Thursday, July 12, 2007

Once an English drinking song
It was once true that all people who were born in the United States of America, spoke English, after they were old enough. That is no longer correct. It has been estimated that 15 million citizens of Mexico, illegally immigrated into our county. Many have been here for years and still did not learn to speak English, our nation language. Lots of them have raised big families and most of their children have not learned to speak and understand English.

"I think people who want to be a citizen of this country ought to learn English and they ought to learn to sing the national anthem in English." Here's why . . .

When Francis Scott Key penned "The Star-Spangled Banner," he lifted the melody from an old English drinking song. When the tune was accepted as our national anthem, that must have provided ample barroom fodder across the pond. A couple of centuries later, Jimi Hendrix rocked Woodstock?”and the country?? with his stunning and brilliant guitar riff take on it. Roseanne Barr Arnold got booed out of the ballpark with her tongue-in-cheek off-key belted-out version. Over the years, various recording artists have created their versions of "The Star-Spangled Banner." With such a mottled background, why shouldn't our national anthem have a Spanish-language version? Why is that scary and threatening to so many Americans?

The melody of our national anthem is stirring, though dreadful to sing.
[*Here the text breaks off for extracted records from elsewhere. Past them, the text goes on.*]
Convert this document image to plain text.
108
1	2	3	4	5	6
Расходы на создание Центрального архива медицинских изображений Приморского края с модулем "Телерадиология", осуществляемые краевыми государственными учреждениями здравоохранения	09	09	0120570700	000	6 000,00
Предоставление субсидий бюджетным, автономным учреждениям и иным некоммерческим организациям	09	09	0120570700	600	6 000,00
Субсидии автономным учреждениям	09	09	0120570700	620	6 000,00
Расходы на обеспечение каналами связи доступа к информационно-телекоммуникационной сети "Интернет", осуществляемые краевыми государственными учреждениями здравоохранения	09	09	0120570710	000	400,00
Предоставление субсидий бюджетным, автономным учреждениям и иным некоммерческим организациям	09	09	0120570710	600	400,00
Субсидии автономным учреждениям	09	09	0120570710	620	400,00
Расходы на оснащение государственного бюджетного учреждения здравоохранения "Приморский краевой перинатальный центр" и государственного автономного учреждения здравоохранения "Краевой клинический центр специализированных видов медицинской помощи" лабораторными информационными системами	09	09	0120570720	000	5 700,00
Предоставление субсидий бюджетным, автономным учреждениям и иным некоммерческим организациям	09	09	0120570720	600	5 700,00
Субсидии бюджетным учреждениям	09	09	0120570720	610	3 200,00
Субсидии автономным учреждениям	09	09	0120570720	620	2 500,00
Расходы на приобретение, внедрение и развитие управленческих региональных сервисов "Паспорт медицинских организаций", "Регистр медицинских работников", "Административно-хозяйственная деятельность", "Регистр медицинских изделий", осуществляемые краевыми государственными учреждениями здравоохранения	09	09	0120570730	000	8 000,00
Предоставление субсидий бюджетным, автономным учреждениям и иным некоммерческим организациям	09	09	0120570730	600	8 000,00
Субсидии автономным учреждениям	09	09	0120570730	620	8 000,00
And then there are the lyrics, which were a nationalistic inspiration from the last ravages of a war. If I could re-write history, I'd rather our national anthem be "America, the Beautiful".

Quote Theodore Roosevelt, 1907:
In the first place, we should insist that if the immigrant who comes here in good faith, becomes an American and assimilates himself to us, he shall be treated on an exact equality with everyone else for it is an outrage to discriminate against any such man because of creed, or birthplace, or origin. But this is predicated upon the person's becoming in every facet an American, and nothing but an American... There can be no divided allegiance here. Any man who says he is an American, but something else also, isn't an American at all. We have room for but one flag, the American flag... We have room for but one language here, and that is the English language... and we have room for but one sole loyalty and that is a loyalty to the American people."